Sacramento – On November 11th, an imprisoned person at Central California Women’s Facility (CCWF), faced extreme violence at the hands of prison guards. Stacy Rojas and three others were detained, physically abused, sexually harassed, strip searched in the presence of male guards, and were kept without water, food or restrooms for eleven hours. The group was illegally kept in administrative segregation without a lock up order and have been denied health care support for the injuries caused by these officers. Requests to speak with members of the prison’s Investigative Services Unit have so far been ignored.
 
“I just want to let them know that we have been physically abused, sexually harassed,” said Stacy Rojas, “and that this was just wrong. They used excessive force, totally used excessive force against us and we need help.”
 
The public acknowledgment of excessive use of force and deadly use of force by police has increased throughout the nation. Video recordings of interactions between the police and the public have increased significantly in recent years as technology has improved and the number of distribution channels has expanded.
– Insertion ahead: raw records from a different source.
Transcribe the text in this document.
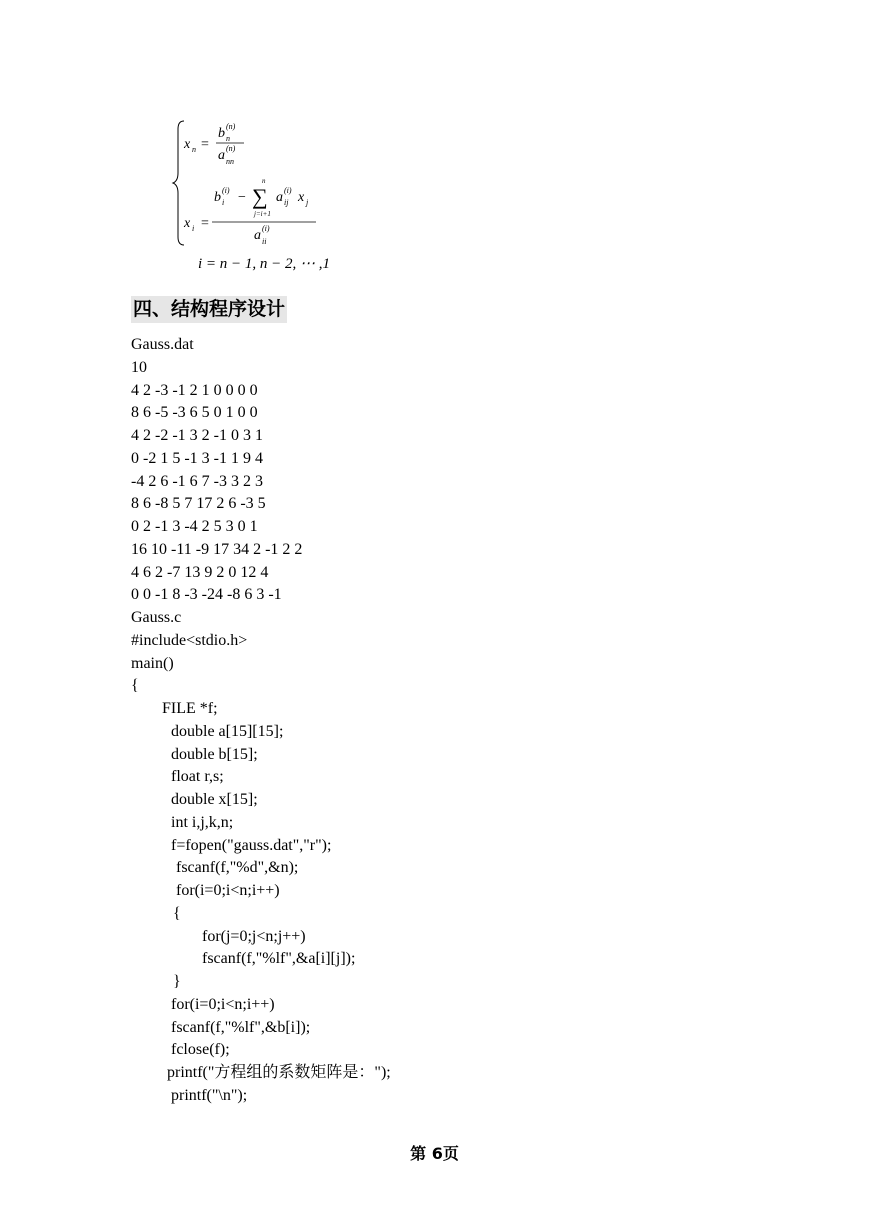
x n =
b (n)
n
a (n)
nn
b (i)
i −
n
∑
j=i+1
a (i)
ij x j
x i =
a (i)
ii
i = n − 1, n − 2, ⋯ ,1
四、结构程序设计
Gauss.dat
10
4 2 -3 -1 2 1 0 0 0 0
8 6 -5 -3 6 5 0 1 0 0
4 2 -2 -1 3 2 -1 0 3 1
0 -2 1 5 -1 3 -1 1 9 4
-4 2 6 -1 6 7 -3 3 2 3
8 6 -8 5 7 17 2 6 -3 5
0 2 -1 3 -4 2 5 3 0 1
16 10 -11 -9 17 34 2 -1 2 2
4 6 2 -7 13 9 2 0 12 4
0 0 -1 8 -3 -24 -8 6 3 -1
Gauss.c
#include<stdio.h>
main()
{
FILE *f;
double a[15][15];
double b[15];
float r,s;
double x[15];
int i,j,k,n;
f=fopen("gauss.dat","r");
fscanf(f,"%d",&n);
for(i=0;i<n;i++)
{
for(j=0;j<n;j++)
fscanf(f,"%lf",&a[i][j]);
}
for(i=0;i<n;i++)
fscanf(f,"%lf",&b[i]);
fclose(f);
printf("方程组的系数矩阵是：");
printf("\n");
第 6页
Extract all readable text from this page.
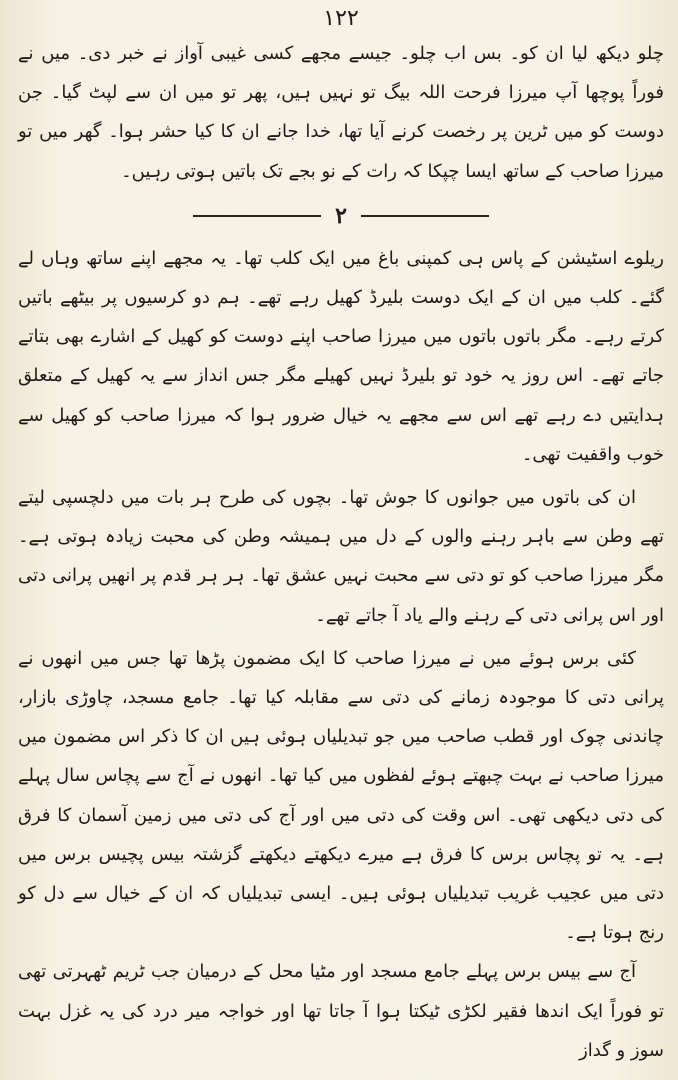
۱۲۲

چلو دیکھ لیا ان کو۔ بس اب چلو۔ جیسے مجھے کسی غیبی آواز نے خبر دی۔ میں نے فوراً پوچھا آپ میرزا فرحت اللہ بیگ تو نہیں ہیں، پھر تو میں ان سے لپٹ گیا۔ جن دوست کو میں ٹرین پر رخصت کرنے آیا تھا، خدا جانے ان کا کیا حشر ہوا۔ گھر میں تو میرزا صاحب کے ساتھ ایسا چپکا کہ رات کے نو بجے تک باتیں ہوتی رہیں۔

۲

ریلوے اسٹیشن کے پاس ہی کمپنی باغ میں ایک کلب تھا۔ یہ مجھے اپنے ساتھ وہاں لے گئے۔ کلب میں ان کے ایک دوست بلیرڈ کھیل رہے تھے۔ ہم دو کرسیوں پر بیٹھے باتیں کرتے رہے۔ مگر باتوں باتوں میں میرزا صاحب اپنے دوست کو کھیل کے اشارے بھی بتاتے جاتے تھے۔ اس روز یہ خود تو بلیرڈ نہیں کھیلے مگر جس انداز سے یہ کھیل کے متعلق ہدایتیں دے رہے تھے اس سے مجھے یہ خیال ضرور ہوا کہ میرزا صاحب کو کھیل سے خوب واقفیت تھی۔

ان کی باتوں میں جوانوں کا جوش تھا۔ بچوں کی طرح ہر بات میں دلچسپی لیتے تھے وطن سے باہر رہنے والوں کے دل میں ہمیشہ وطن کی محبت زیادہ ہوتی ہے۔ مگر میرزا صاحب کو تو دتی سے محبت نہیں عشق تھا۔ ہر ہر قدم پر انھیں پرانی دتی اور اس پرانی دتی کے رہنے والے یاد آ جاتے تھے۔

کئی برس ہوئے میں نے میرزا صاحب کا ایک مضمون پڑھا تھا جس میں انھوں نے پرانی دتی کا موجودہ زمانے کی دتی سے مقابلہ کیا تھا۔ جامع مسجد، چاوڑی بازار، چاندنی چوک اور قطب صاحب میں جو تبدیلیاں ہوئی ہیں ان کا ذکر اس مضمون میں میرزا صاحب نے بہت چبھتے ہوئے لفظوں میں کیا تھا۔ انھوں نے آج سے پچاس سال پہلے کی دتی دیکھی تھی۔ اس وقت کی دتی میں اور آج کی دتی میں زمین آسمان کا فرق ہے۔ یہ تو پچاس برس کا فرق ہے میرے دیکھتے دیکھتے گزشتہ بیس پچیس برس میں دتی میں عجیب غریب تبدیلیاں ہوئی ہیں۔ ایسی تبدیلیاں کہ ان کے خیال سے دل کو رنج ہوتا ہے۔

آج سے بیس برس پہلے جامع مسجد اور مٹیا محل کے درمیان جب ٹریم ٹھہرتی تھی تو فوراً ایک اندھا فقیر لکڑی ٹیکتا ہوا آ جاتا تھا اور خواجہ میر درد کی یہ غزل بہت سوز و گداز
This is not an option open to people experiencing violence from guards behind prison walls and any attempt to speak out is often met with retaliation and increased force.
 
“Our communities in and out of lock up have lived experiences with biased policing — ranging from racial profiling, to excessive, and sometimes lethal, use of force”, stated Patrisse Cullors co-founder of #BlackLivesMatter. “We hear about it more and more in the communities we live in, but rarely hear about the traumatic ways that it manifests in the California prison system. Stories like Stacy’s are happening everyday inside of California prisons and jails with little to no measures taken by authorities to keep people safe and hold law enforcement, such as prison guards accountable.”